Mama Pus was giving birth.
The scream became a series of smaller, rhythmic shouts as the child began its journey into the living world. It was less born than shat, dropping from between its parent’s legs like a vast mewling turd. No sooner had it hit the ground than the withered midwife was about her business, coming between mother and spectators to draw away veils of redundant matter from the child’s body. The mother, her labours over, stood up, the flame in her flesh dying, and left the child to her sister’s ministrations.
Now Shadwell came back into view. He looked down at Cal.
‘Do you see?’ he said, his voice all but a whisper, ‘what kind of horrors these are? I warned you. Tell me where the carpet is and I’ll try to make sure the child doesn’t touch you.’
‘I don’t know. I swear I don’t.’
The midwife had withdrawn. Shadwell, a sham of pity on his face, now did the same.

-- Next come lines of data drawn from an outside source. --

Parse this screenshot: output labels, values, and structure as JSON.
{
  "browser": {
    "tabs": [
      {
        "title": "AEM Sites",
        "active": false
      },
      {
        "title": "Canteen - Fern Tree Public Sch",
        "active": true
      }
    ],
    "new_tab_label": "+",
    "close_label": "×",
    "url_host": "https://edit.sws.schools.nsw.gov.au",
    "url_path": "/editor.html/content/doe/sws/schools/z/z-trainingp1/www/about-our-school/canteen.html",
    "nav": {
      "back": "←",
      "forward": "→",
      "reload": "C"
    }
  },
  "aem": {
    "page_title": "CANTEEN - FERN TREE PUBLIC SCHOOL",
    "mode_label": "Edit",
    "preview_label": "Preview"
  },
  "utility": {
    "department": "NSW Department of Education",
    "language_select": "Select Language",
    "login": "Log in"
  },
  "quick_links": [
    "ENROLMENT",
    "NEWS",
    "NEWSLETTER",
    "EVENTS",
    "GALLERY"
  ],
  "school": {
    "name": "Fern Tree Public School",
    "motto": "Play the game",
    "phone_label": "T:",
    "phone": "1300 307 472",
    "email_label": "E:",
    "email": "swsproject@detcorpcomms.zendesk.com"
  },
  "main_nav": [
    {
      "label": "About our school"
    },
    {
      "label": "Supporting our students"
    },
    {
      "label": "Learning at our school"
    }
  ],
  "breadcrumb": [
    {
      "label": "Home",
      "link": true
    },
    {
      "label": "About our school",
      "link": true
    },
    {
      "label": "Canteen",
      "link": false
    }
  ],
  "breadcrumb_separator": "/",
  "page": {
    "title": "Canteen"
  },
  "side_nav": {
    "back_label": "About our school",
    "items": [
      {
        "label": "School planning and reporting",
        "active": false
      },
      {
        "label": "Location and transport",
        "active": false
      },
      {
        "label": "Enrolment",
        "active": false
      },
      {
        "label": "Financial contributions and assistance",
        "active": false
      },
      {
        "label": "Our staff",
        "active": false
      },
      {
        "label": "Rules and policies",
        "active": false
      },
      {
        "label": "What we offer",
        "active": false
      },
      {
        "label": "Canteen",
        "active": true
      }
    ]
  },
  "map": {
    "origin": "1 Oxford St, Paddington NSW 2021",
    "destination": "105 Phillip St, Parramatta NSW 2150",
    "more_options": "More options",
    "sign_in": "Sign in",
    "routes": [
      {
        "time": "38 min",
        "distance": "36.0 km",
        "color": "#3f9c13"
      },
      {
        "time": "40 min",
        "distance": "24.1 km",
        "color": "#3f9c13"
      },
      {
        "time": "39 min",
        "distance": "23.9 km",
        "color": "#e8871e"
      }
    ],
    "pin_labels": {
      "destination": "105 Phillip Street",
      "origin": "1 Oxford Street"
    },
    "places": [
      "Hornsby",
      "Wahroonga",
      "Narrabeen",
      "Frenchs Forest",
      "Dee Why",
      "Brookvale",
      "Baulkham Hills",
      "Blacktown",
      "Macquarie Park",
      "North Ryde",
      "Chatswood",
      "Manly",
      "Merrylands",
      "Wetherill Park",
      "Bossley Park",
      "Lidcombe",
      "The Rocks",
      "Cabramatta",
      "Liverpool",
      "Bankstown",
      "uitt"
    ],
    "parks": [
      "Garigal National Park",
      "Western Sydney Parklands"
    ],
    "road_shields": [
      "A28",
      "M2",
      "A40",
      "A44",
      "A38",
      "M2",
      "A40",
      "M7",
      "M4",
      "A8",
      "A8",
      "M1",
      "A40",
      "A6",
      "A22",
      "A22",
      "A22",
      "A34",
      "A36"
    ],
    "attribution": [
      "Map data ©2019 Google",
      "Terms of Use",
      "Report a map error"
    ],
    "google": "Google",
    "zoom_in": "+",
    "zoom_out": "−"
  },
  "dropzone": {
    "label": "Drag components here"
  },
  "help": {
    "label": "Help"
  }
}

In the dirt a few yards from Cal the child was already standing up. It was the size of a chimpanzee, and shared with its siblings the appearance of something traumatically wounded. Portions of its inner workings were teased out through its skin, leaving its torso to collapse upon itself in places and in others sport ludicrous appendages of gut. Twin rows of dwarf limbs hung from its belly, and between its legs a sizeable scrotum depended, smoking like a censer, uncompanioned by any organ to discharge what boiled within.
The child knew its business from its first breath: to terrorize.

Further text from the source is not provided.